Volar en avión tradicional o en jet privado, no me importaba en absoluto cómo llegaba a la isla, solamente que pudiera hacerlo legalmente. A partir de allí, era poco probable que Tía Hayami rechazara una invitación así, así que no había razón ni fundamentos para que tomara alguna medida concreta al respecto.
“Estoy segura de que Tía Hayami querría reunirse con tus padres cuanto antes,” dije, “así que aceptaré provisionalmente en nombre de ambos.”

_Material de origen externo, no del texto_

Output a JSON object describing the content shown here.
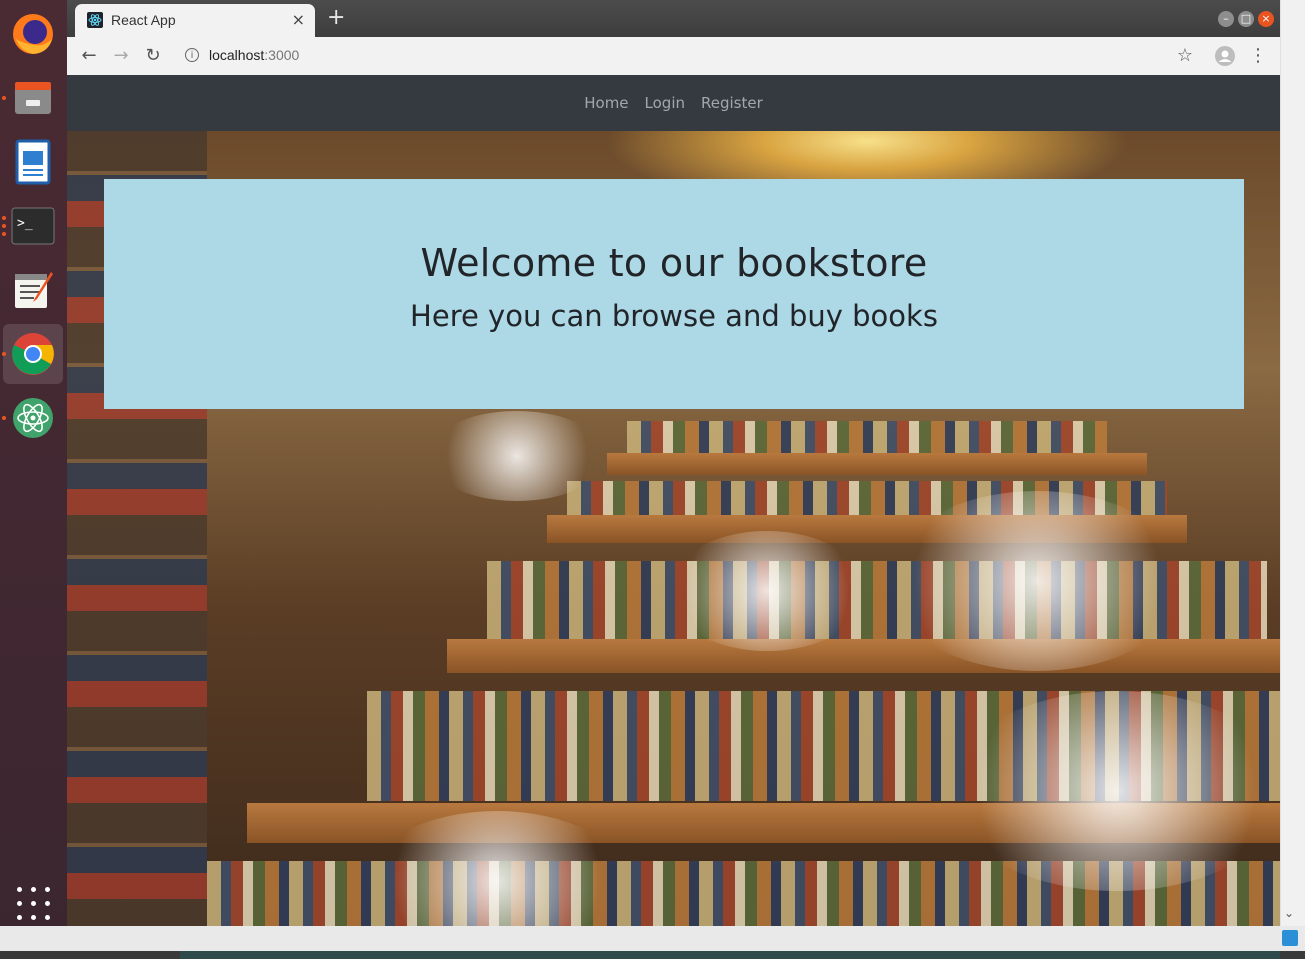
{
  "browser": {
    "tab_title": "React App",
    "tab_close": "×",
    "new_tab": "+",
    "url_host": "localhost",
    "url_port": ":3000"
  },
  "navbar": {
    "items": [
      {
        "label": "Home"
      },
      {
        "label": "Login"
      },
      {
        "label": "Register"
      }
    ]
  },
  "hero": {
    "title": "Welcome to our bookstore",
    "subtitle": "Here you can browse and buy books"
  },
  "colors": {
    "navbar_bg": "#343a40",
    "jumbotron_bg": "#add8e6",
    "dock_accent": "#e95420"
  },
  "dock": {
    "apps": [
      "firefox-icon",
      "files-icon",
      "writer-icon",
      "terminal-icon",
      "text-editor-icon",
      "chrome-icon",
      "atom-icon"
    ]
  }
}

“Me alegro,” dijo Momo sonriendo ahora. “Mi madre mencionó que ya le envió un mensaje a tu tía respecto a esto, así que seguramente está al tanto de la oferta.”
“Gracias,” respondí.
“Eso está muy bien, pero pasemos a la verdadera pregunta,” interrumpió Mina, “¿Con qué frecuencia toman el jet para ir a la escuela?”
“Nunca he hecho eso,” insistió Momo. “No habría donde aterrizar, además, la distancia sería completamente desperdiciada.”
“Sé honesta, chica millonaria,” acusó Mina, “¿Es como un taxi para ti, no?”
“¡Mina!” protestó Momo.
“Cuidado,” dijo Tsuyu, “Momo puede comprar U.A. High School y luego obligarles a hacer los exámenes aún más difíciles.”
“¿Ella no lo haría—verdad?” respiró Mina. “Eso sería demasiado cruel.”
“Si hiciera eso, probablemente empezarían a servir un montón de té caro en la cafetería,” decidió Eijiro. “Como ese té con pelos que preparaste para nosotros en la sesión de estudio.”
Momo infló sus mejillas ante las burlas, aunque parecía luchar por mantener una sonrisa sin tocar sus labios—tuve que detenerme un momento para realmente considerar lo que acababa de decir.
“¿Té con pelos?” me pregunté. “Quizá tomé la decisión correcta al estudiar sola, después de todo.”
“Fue té Harris,” logró decir Momo, “No tuvo pelos en realidad.”